Краткоживущая стрекоза отвечает лапидарной сжатости и краткости самой поэтики Тютчева. Тынянов в статье «Промежуток» (1929), во-первых, говорит о том, что у Мандельштама всегда есть «один образ», который служит «ключом для всей иерархии образов», что на грани гротеска и было предъявлено поэтом в «Дайте Тютчеву стрекозу…». А во-вторых, Тынянов сравнивает Мандельштама с Тютчевым, находя у них общность в емкости и лапидарности поэтических высказываний, приводящей к скупости печатной продукции: «Мандельштам — поэт удивительно скупой — две маленьких книжки, несколько стихотворений за год. И однако же поэт веский, а книжки живучие. Уже была у некоторых эта черта — скупость, скудность стихов; она встречалась в разное время. Образец ее, как известно, — Тютчев — „томов премногих тяжелей“. Это неубедительно, потому что Тютчев вовсе не скупой поэт; его компактность не от скупости, а от отрывочности; отрывочность же его — от литературного дилетантизма». Двусмысленность тыняновской оценки позволяла принять обвинения в дилетантизме на свой счет. И Мандельштам принял вызов.

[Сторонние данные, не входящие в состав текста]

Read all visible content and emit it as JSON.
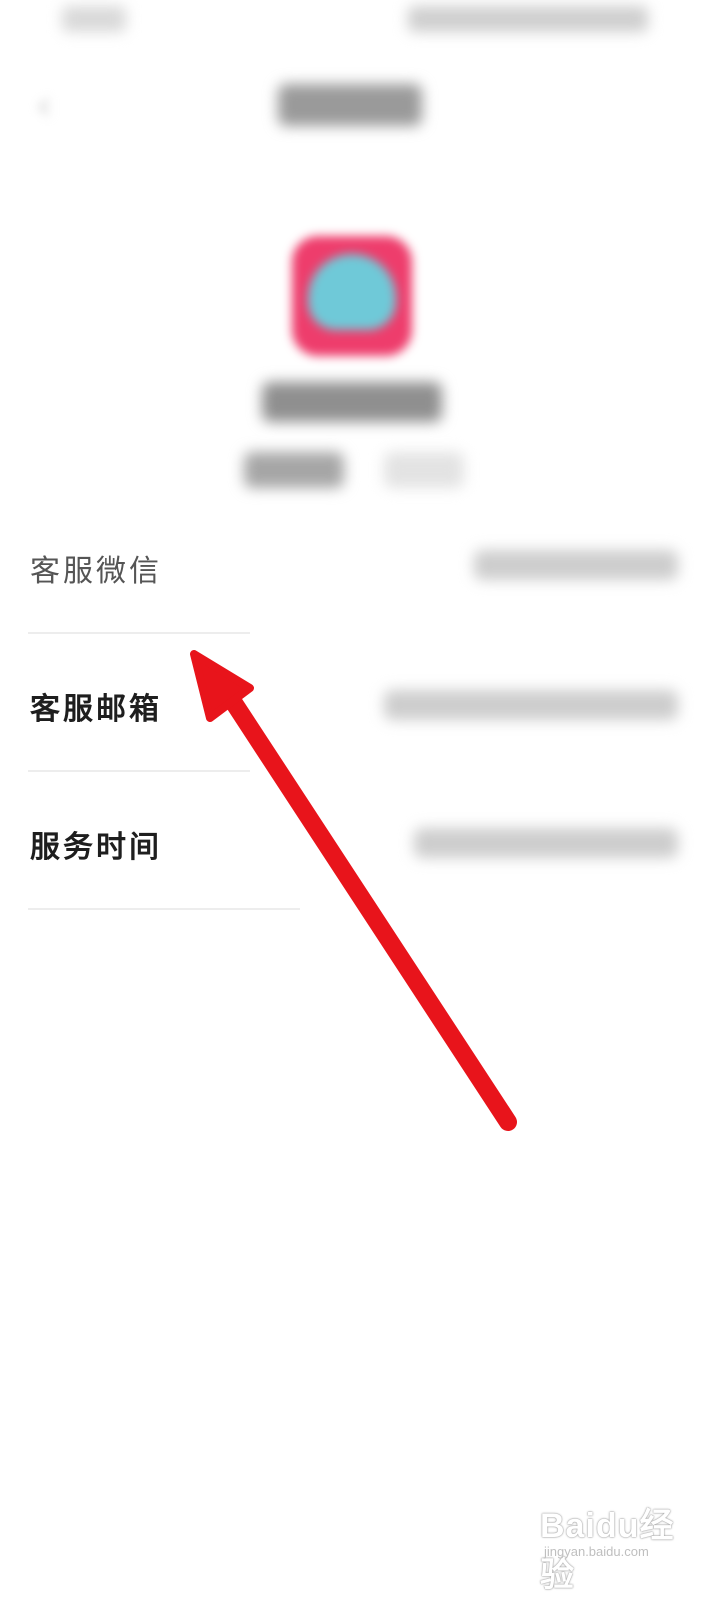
{
  "info_rows": [
    {
      "label": "客服微信"
    },
    {
      "label": "客服邮箱"
    },
    {
      "label": "服务时间"
    }
  ],
  "watermark": {
    "main": "Baidu经验",
    "sub": "jingyan.baidu.com"
  },
  "colors": {
    "annotation_arrow": "#e8141b",
    "app_logo": "#ee3d6c"
  }
}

Ю. М. Лотман называл Тютчева поэтом катастрофы. «Тютчев мне распахнулся <…> как облако молнией», — признавался Белый. Как и гроза у Тютчева, разрушающая и творящая, убивающая и воскрешающая, тютчевская туча Мандельштама также соединяет оба полюса — жизнь и смерть. «Тот же Тютчев» (II, 376) обнажает теперь в своем имени смысл нем. tot — «мертвый». Мы подозреваем, что Мандельштам само «Т» воспринимал как эмблематически-буквенное выражение летящей стрекозы с распростертыми крылышками. «Стрекозы смерти» — это «жирные карандаши», обратное столь же верно: «на мертвого жирные карандаши» «налетели», «как стрекозы». «Блаженна стрекоза, разбитая грозой…», — возвестит Хлебников (II, 257). Гете называл стрекозу «попеременной» (wechselnde). Но для Мандельштама она не только включает в себя противоположности, но меняет, обменивает. Она — единица «творящего обмена». Немецкое fett — «жирный, тучный». То есть тучный Тютчев подобен жирному Фету (это — не шутка). «Людей мы изображаем, чтобы накинуть на них погоду», по замечанию Пастернака (IV, 161). Это не значит, что сначала нечто изображается, а потом на него, как сачок, набрасывается погода. Вещь может быть схвачена и выражена только погодой. «Все живое образует вокруг себя род атмосферы», — говорил Гете. Ни для Пастернака, ни для Мандельштама никакое изображение невозможно без погоды, атмосферы. Сначала — метеорология, потом антропология. И метеорология этого стихотворения — в том смысле, в каком сам Мандельштам говорит о поэтической метеорологии в «Разговоре о Данте», — субстанциональная основа и первоматерия каких-то целостных и взаимосвязанных событий, а не метеосводка имен и разрозненных атрибутов.